In our last Technical Blog from Tues we continued to discuss what we believe is the start of a broader base/correction/reversal environment but warned against “chasing” the suspected initial (A- or 1st-Wave) rally from 15-Aug’s 1.1327 low detailed in the 240-min chart below.  Rather, we advised waiting for the prospective (B- or 2nd-Wave) corrective rebuttal to the rally from 15-Aug’s 1.1327 low.

With yesterday and today’s break below Wed’s initial counter-trend low on a very minor scale, the market has confirmed a bearish divergence in momentum that defines Tue’s 1.1751 high as the END of what looks to be a textbook 5-wave Elliott sequence up from 1.1327.  In Fibonacci fact, the completing 5th-Wave from 23-Aug’s 1.1548 low came within just six pips of its (1.1745) 0.618 progression of the net length of Waves-1-thru-3 from 1.1327 to 1.1645, a typical progression relationship for 5th-waves.

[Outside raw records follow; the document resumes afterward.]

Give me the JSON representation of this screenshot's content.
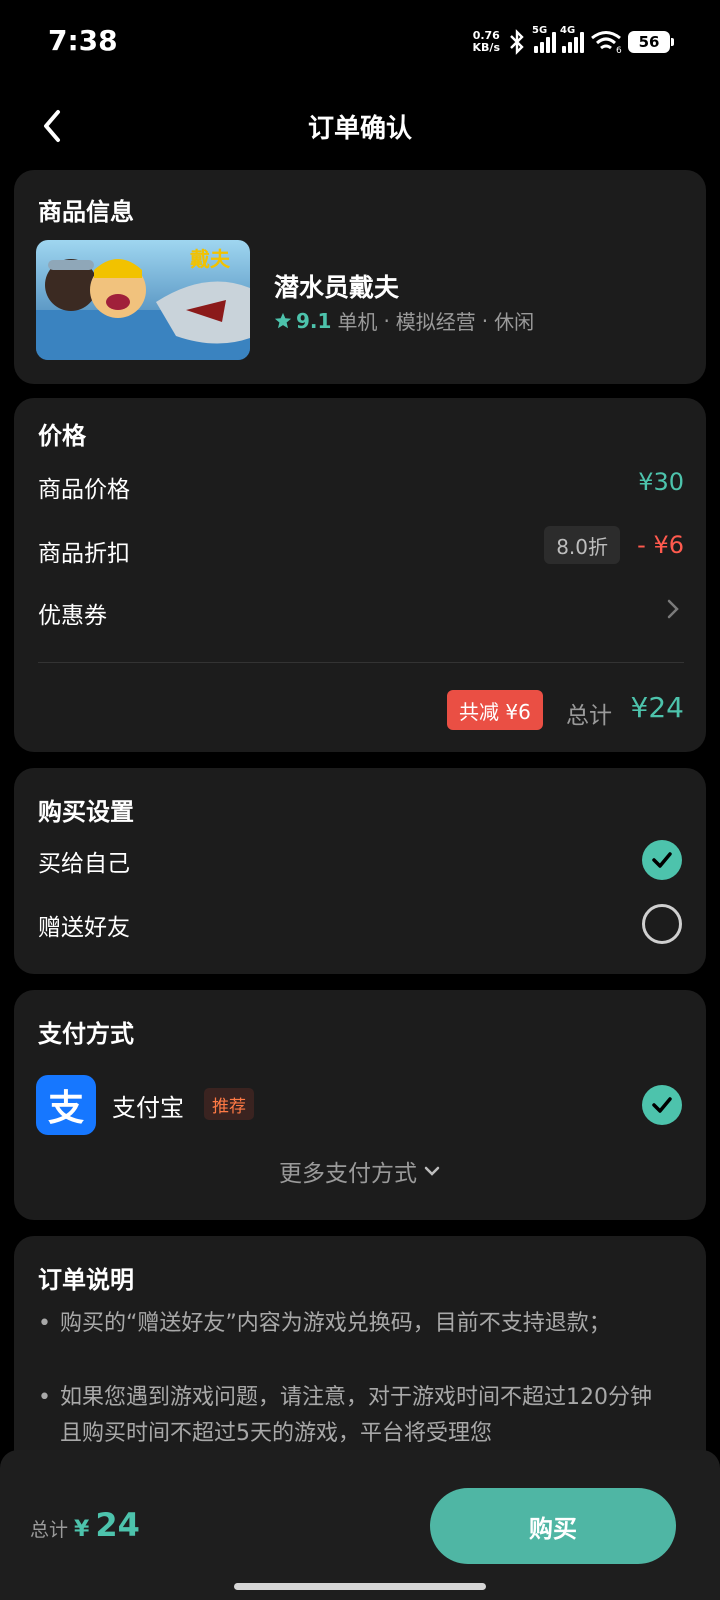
{
  "status": {
    "time": "7:38",
    "speed_value": "0.76",
    "speed_unit": "KB/s",
    "net1": "5G",
    "net2": "4G",
    "wifi_num": "6",
    "battery": "56"
  },
  "header": {
    "title": "订单确认"
  },
  "product": {
    "section_title": "商品信息",
    "name": "潜水员戴夫",
    "rating": "9.1",
    "tags": [
      "单机",
      "模拟经营",
      "休闲"
    ],
    "separator": "·"
  },
  "price": {
    "section_title": "价格",
    "item_price_label": "商品价格",
    "item_price": "¥30",
    "discount_label": "商品折扣",
    "discount_badge": "8.0折",
    "discount_amount": "- ¥6",
    "coupon_label": "优惠券",
    "total_reduce_badge": "共减 ¥6",
    "total_label": "总计",
    "total": "¥24"
  },
  "purchase": {
    "section_title": "购买设置",
    "options": [
      {
        "label": "买给自己",
        "selected": true
      },
      {
        "label": "赠送好友",
        "selected": false
      }
    ]
  },
  "payment": {
    "section_title": "支付方式",
    "method": "支付宝",
    "alipay_glyph": "支",
    "recommend_badge": "推荐",
    "more_label": "更多支付方式"
  },
  "notes": {
    "section_title": "订单说明",
    "items": [
      "购买的“赠送好友”内容为游戏兑换码，目前不支持退款；",
      "如果您遇到游戏问题，请注意，对于游戏时间不超过120分钟且购买时间不超过5天的游戏，平台将受理您"
    ]
  },
  "bottom": {
    "total_label": "总计",
    "currency": "¥",
    "total": "24",
    "buy_label": "购买"
  },
  "colors": {
    "accent": "#4dc3ac",
    "red": "#ff5a4e",
    "card": "#1c1c1c",
    "alipay": "#1677ff"
  }
}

As a result of this admittedly short-term mo failure the market has defined Tue’s 1.1751 high as our new short-term risk parameter from which non-bullish decisions like long-covers and cautious bearish punts can be objectively based and managed.  We have also marked the 50% and 61.8% retraces of the 1.1327 – 1.1751 rally at 1.1539 and 1.1489, respectively, as levels/areas around which to watch for a countering bullish divergence in momentum that could present one of the best risk/reward buying opportunities heading into the last third of the year.

Euro Sep '18 240 Minute Chart

Euro Daily Chart

Traders are reminded of the technical elements on which our broader base/reversal count is predicated:

  • the prospect that the decline from 16-Feb’s 1.2580 high is a (textbook) complete 5-wave Elliott sequence as labeled in the daily log chart above and weekly close-only chart below
  • the market’s failure to sustain mid-Aug losses below six weeks of former 1.15-handle-area support-turned-resistance
  • the erosion in bullish sentiment to historically low levels not seen in a year-and-a-half
  • Jan-Aug’s exact 50% retrace of Dec’16 – Jan’18’s entire 1.0453 – 1.2456 rally on a weekly close-only basis in the cash Euro amids
  • waning downside momentum on a weekly basis.

Thus far, the market has only satisfied two of our three key reversal requirements on a scale that matters relative to the magnitude of this year’s decline:

  1. a confirmed bullish divergence in daily momentum that stemmed the downtrend at 1.1327
  2. proof of trendy, impulsive, 5-wave behavior on the initial counter-trend rally.

The key third requirement of proof of 3-wave, corrective behavior on a subsequent relapse attempt remains to be satisfied.  But per the discussion above we believe that that suspected (B- or 2nd-Wave) correction lower has begun from Tue’s 1.1751 high.  If, in the days or even the next couple/three weeks this market labors in lateral-to-lower price action that is ultimately stemmed by another bullish divergence in short-term mo- perhaps down around the 1.1540 or 1.1490-areas, we believe a tremendous risk/reward buying opportunity will be presented ahead of a resumption of the broader base/reversal process to eventual new highs above 1.1751.  Until and unless this relapse is stemmed by such a bullish divergence in mo however, we can’t ignore the alternate possibility that the second-half of Aug’s rebound completed or defined the upper end of a correction within this year’s major bear ahead of a resumption of that bear to new lows below 1.1327.

These issues considered, a neutral-to-cautious-bearish policy is advised from the 1.1650-area OB with a recovery above 1.1751 negating this shorter-term call, reaffirming the broader base/reversal count and exposing potentially sharp gains thereafter.  We will be watchful for a bullish divergence in momentum around the 1.1540-to-1.1490-range or lower for a risk/reward buying opportunity that could be very compelling for the remainder of this year.